In a blog post commenting on the announcement, Gregory Moore M.D., Ph.D., corporate vice president, Microsoft Health & Life Sciences, and who previously was a clinical IT executive at Geisinger, noted that three-quarters of physicians who use it report that Nuance DAX has improved the patient experience. Ninety percent of patients say their visit felt more like a personable conversation and 97 percent reported that their primary care doctor spent less time on the computer and more focused on them, he added. Overall, when doctors use DAX, it reduces wait times for patients by 50 percent compared to industry averages and increases the number of patients physicians can see in a day—by nearly 25 percent for cardiologists, for example, and nearly 30 percent for primary care physicians, Moore reported.

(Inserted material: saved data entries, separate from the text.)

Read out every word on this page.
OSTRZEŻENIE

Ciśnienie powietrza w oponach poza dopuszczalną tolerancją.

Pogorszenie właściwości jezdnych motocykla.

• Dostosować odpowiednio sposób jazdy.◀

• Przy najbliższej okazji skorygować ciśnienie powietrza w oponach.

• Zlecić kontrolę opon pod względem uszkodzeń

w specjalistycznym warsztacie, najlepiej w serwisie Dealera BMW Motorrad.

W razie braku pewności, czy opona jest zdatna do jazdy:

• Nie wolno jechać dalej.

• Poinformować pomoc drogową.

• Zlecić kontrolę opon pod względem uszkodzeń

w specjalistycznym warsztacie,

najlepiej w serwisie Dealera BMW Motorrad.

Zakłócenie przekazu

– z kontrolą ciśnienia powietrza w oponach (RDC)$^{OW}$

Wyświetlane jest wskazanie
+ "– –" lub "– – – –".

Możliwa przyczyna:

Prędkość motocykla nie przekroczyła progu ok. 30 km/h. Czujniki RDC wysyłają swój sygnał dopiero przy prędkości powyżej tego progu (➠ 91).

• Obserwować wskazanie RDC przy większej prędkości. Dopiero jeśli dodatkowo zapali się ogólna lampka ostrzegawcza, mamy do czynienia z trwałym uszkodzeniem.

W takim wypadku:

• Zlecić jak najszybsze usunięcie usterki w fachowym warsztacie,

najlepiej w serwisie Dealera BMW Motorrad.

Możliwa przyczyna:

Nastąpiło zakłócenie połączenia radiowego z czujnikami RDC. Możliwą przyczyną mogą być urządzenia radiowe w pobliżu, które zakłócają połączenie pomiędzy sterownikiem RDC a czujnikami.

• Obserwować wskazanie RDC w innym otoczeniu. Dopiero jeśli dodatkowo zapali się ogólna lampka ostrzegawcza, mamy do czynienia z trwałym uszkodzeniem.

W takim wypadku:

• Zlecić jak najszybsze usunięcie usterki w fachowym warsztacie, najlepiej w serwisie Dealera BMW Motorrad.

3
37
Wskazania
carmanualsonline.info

“By augmenting the Microsoft Cloud for Healthcare with Nuance’s solutions, as well as the benefit of Nuance’s expertise and relationships with EHR systems providers, Microsoft will be better able to empower healthcare providers through the power of ambient clinical intelligence and other Microsoft cloud services,” company officials asserted. What’s more, the acquisition will double Microsoft’s total addressable market (TAM) in the healthcare provider space, bringing the company’s TAM in healthcare to nearly $500 billion, they said.
“Nuance provides the AI layer at the healthcare point of delivery and is a pioneer in the real-world application of enterprise AI,” Satya Nadella, CEO, Microsoft, said in a statement. “AI is technology’s most important priority, and healthcare is its most urgent application. Together, with our partner ecosystem, we will put advanced AI solutions into the hands of professionals everywhere to drive better decision-making and create more meaningful connections, as we accelerate growth of Microsoft Cloud for Healthcare and Nuance.”
Mark Benjamin will remain CEO of Nuance, reporting to Scott Guthrie, executive vice president of Cloud & AI at Microsoft. The transaction is intended to close this calendar year.
In a prepared statement, Benjamin said, “Over the past three years, Nuance has streamlined its portfolio to focus on the healthcare and enterprise AI segments, where there has been accelerated demand for advanced conversational AI and ambient solutions.” He added, “To seize this opportunity, we need the right platform to bring focus and global scale to our customers and partners to enable more personal, affordable and effective connections to people and care. The path forward is clearly with Microsoft— who brings intelligent cloud-based services at scale and who shares our passion for the ways technology can make a difference. At the same time, this combination offers a critical opportunity to deliver meaningful and certain value to our shareholders who have driven and supported us on this journey.”